Automated Data Visualizations in Python
Creating data visualizations in Python can be a challenge. For some it an be easy, but for most (and particularly new people to the language) they always have to search for the commands in the documentation or using some search engine. Over the past few years we have seem more and more libraries coming available to assist with many of the routine and tedious steps in most data science and machine learning projects. I’ve written previously about some data profiling libraries in Python. These are good up to a point, but additional work/code is needed to explore the data to suit your needs. One of these Python libraries, designed to make your initial work on a new data set easier is called AutoViz. It’s good to see there is continued development work on this library, which can be really help for creating initial sets of charts for all the variables in your data set, plus it has some additional features which help to make it very useful and cuts down on some of the additional code you might need to write.
The outputs from AutoViz are very extensive, and are just too long to show in this post. The images below will give you an indication of what if typically generated. I’d encourage you to install the library and run it on one of your data sets to see the full extent of what it can do. For this post, I’ll concentrate on some of the commands/parameters/settings to get the most out of AutoViz.
Firstly there is the install via pip command or install using Anaconda.
pip3 install autoviz
For comparison purposes I’m going to use the same data set as I’ve used in the data profiling post (see above). Here’s a quick snippet from that post to load the data and perform the data profiling (see post for output)
import pandas as pd import pandas_profiling as pp #load the data into a pandas dataframe df = pd.read_csv("/Users/brendan.tierney/Downloads/Video_Games_Sales_as_at_22_Dec_2016.csv")
We can not skip to using AutoViz. It supports the loading and analzying of data sets direct from a file or from a pandas dataframe. In the following example I’m going to use the dataframe (df) created above.
from autoviz import AutoViz_Class AV = AutoViz_Class() df2 = AV.AutoViz(filename="", dfte=df) #for a file, fill in the filename and remove dfte parameter
This will analyze the data and create lots and lots of charts for you. Some are should in the following image. One the helpful features is the ‘data cleaning improvements’ section where it has performed a data quality assessment and makes some suggestions to improve the data, maybe as part of the data preparation/cleaning step.

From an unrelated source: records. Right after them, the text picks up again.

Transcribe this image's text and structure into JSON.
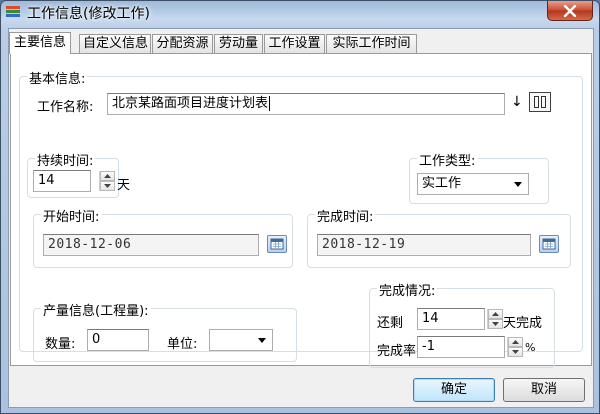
{
  "window": {
    "title": "工作信息(修改工作)"
  },
  "tabs": [
    {
      "label": "主要信息",
      "active": true
    },
    {
      "label": "自定义信息",
      "active": false
    },
    {
      "label": "分配资源",
      "active": false
    },
    {
      "label": "劳动量",
      "active": false
    },
    {
      "label": "工作设置",
      "active": false
    },
    {
      "label": "实际工作时间",
      "active": false
    }
  ],
  "basic": {
    "legend": "基本信息:",
    "name_label": "工作名称:",
    "name_value": "北京某路面项目进度计划表",
    "duration_legend": "持续时间:",
    "duration_value": "14",
    "duration_unit": "天",
    "type_legend": "工作类型:",
    "type_value": "实工作",
    "start_legend": "开始时间:",
    "start_value": "2018-12-06",
    "finish_legend": "完成时间:",
    "finish_value": "2018-12-19"
  },
  "output": {
    "legend": "产量信息(工程量):",
    "qty_label": "数量:",
    "qty_value": "0",
    "unit_label": "单位:",
    "unit_value": ""
  },
  "completion": {
    "legend": "完成情况:",
    "remain_label": "还剩",
    "remain_value": "14",
    "remain_suffix": "天完成",
    "rate_label": "完成率",
    "rate_value": "-1",
    "rate_unit": "%"
  },
  "buttons": {
    "ok": "确定",
    "cancel": "取消"
  },
  "colors": {
    "title_bar": "#b9cde6",
    "close_button": "#c74a2f",
    "default_button": "#bee6fd"
  }
}
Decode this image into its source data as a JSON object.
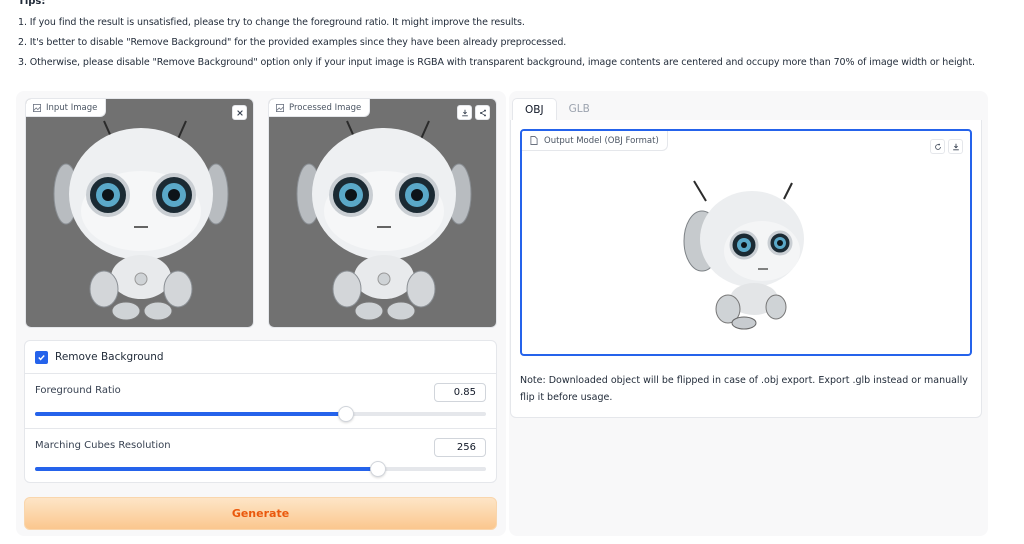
{
  "tips": {
    "title": "Tips:",
    "items": [
      "1. If you find the result is unsatisfied, please try to change the foreground ratio. It might improve the results.",
      "2. It's better to disable \"Remove Background\" for the provided examples since they have been already preprocessed.",
      "3. Otherwise, please disable \"Remove Background\" option only if your input image is RGBA with transparent background, image contents are centered and occupy more than 70% of image width or height."
    ]
  },
  "input_image": {
    "label": "Input Image",
    "label_icon": "image-icon",
    "close_icon": "close-icon"
  },
  "processed_image": {
    "label": "Processed Image",
    "label_icon": "image-icon",
    "download_icon": "download-icon",
    "share_icon": "share-icon"
  },
  "controls": {
    "remove_background": {
      "label": "Remove Background",
      "checked": true
    },
    "foreground_ratio": {
      "label": "Foreground Ratio",
      "value": "0.85",
      "fraction": 0.69
    },
    "marching_cubes": {
      "label": "Marching Cubes Resolution",
      "value": "256",
      "fraction": 0.76
    }
  },
  "generate_button": {
    "label": "Generate"
  },
  "tabs": [
    {
      "label": "OBJ",
      "active": true
    },
    {
      "label": "GLB",
      "active": false
    }
  ],
  "output_model": {
    "label": "Output Model (OBJ Format)",
    "label_icon": "file-icon",
    "reset_icon": "reset-icon",
    "download_icon": "download-icon"
  },
  "note": "Note: Downloaded object will be flipped in case of .obj export. Export .glb instead or manually flip it before usage.",
  "colors": {
    "accent": "#2563eb",
    "generate_text": "#ea580c",
    "image_bg": "#717171"
  }
}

There is also an option for creating different types of out put with perhaps the Bokeh charts being particularly useful.
chart_format='bokeh': interactive Bokeh dashboards are plotted in Jupyter Notebooks.
chart_format='server', dashboards will pop up for each kind of chart on your web browser.

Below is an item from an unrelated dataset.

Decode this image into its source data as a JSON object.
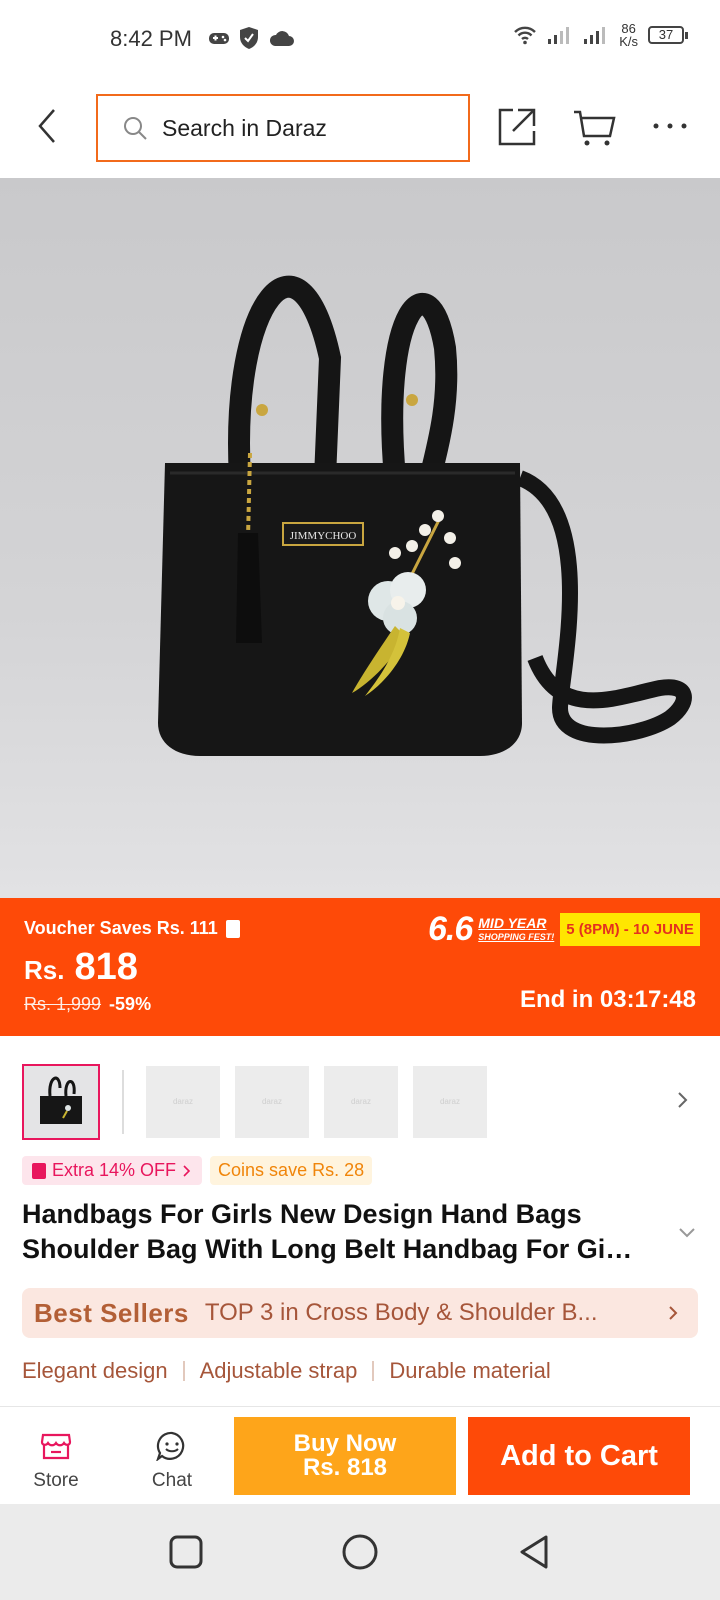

chart_format='html', interactive Bokeh charts will be silently saved as Dynamic HTML files under
df2 = AV.AutoViz(filename="", dfte=df, chart_format='bokeh')

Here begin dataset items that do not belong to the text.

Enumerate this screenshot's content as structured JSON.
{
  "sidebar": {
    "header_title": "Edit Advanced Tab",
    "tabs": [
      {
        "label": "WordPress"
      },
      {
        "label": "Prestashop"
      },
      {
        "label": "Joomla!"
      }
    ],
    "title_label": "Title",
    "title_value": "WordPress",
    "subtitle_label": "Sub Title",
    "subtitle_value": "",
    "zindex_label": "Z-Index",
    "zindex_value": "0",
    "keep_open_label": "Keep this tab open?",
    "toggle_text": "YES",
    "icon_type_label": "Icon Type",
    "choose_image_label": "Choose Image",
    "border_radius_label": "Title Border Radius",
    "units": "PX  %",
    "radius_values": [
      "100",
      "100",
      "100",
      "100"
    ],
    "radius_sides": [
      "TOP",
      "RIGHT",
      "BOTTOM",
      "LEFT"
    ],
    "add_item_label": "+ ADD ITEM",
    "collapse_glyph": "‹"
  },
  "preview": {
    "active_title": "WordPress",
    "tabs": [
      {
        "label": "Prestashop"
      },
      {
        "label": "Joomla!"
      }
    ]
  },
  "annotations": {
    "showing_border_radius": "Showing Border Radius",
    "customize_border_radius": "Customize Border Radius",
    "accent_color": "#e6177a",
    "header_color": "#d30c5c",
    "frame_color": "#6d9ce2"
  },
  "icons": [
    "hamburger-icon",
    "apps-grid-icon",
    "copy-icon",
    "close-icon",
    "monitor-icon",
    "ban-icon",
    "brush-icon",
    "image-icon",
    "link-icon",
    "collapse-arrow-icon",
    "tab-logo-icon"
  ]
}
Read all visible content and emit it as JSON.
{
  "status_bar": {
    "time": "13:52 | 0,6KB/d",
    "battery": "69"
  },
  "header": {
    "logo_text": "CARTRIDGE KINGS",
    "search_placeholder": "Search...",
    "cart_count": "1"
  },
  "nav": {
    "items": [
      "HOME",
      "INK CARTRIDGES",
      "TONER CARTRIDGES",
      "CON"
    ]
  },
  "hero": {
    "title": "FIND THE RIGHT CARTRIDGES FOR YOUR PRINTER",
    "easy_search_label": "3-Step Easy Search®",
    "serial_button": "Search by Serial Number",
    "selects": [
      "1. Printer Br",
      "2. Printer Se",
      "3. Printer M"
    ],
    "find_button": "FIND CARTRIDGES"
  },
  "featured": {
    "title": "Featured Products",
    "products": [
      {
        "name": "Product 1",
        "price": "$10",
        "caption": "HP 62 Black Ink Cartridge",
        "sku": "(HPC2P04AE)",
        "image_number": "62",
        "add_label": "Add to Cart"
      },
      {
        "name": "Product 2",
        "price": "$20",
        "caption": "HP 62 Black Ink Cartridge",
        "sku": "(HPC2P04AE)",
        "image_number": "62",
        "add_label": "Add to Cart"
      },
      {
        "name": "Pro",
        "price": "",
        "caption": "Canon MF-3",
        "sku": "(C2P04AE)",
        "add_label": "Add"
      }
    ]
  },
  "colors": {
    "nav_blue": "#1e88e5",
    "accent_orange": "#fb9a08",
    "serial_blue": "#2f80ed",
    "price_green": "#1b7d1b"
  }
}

The next example allows for the report and charts to be focused on a particular dependent or target variable, particular in scenarios where classification will be used.
df2 = AV.AutoViz(filename="", dfte=df, depVar="Platform")
A little warning when using this library. It can take a little bit of time for it to run and create all the different charts. On the flip side, it save you from having to write lots and lots of code!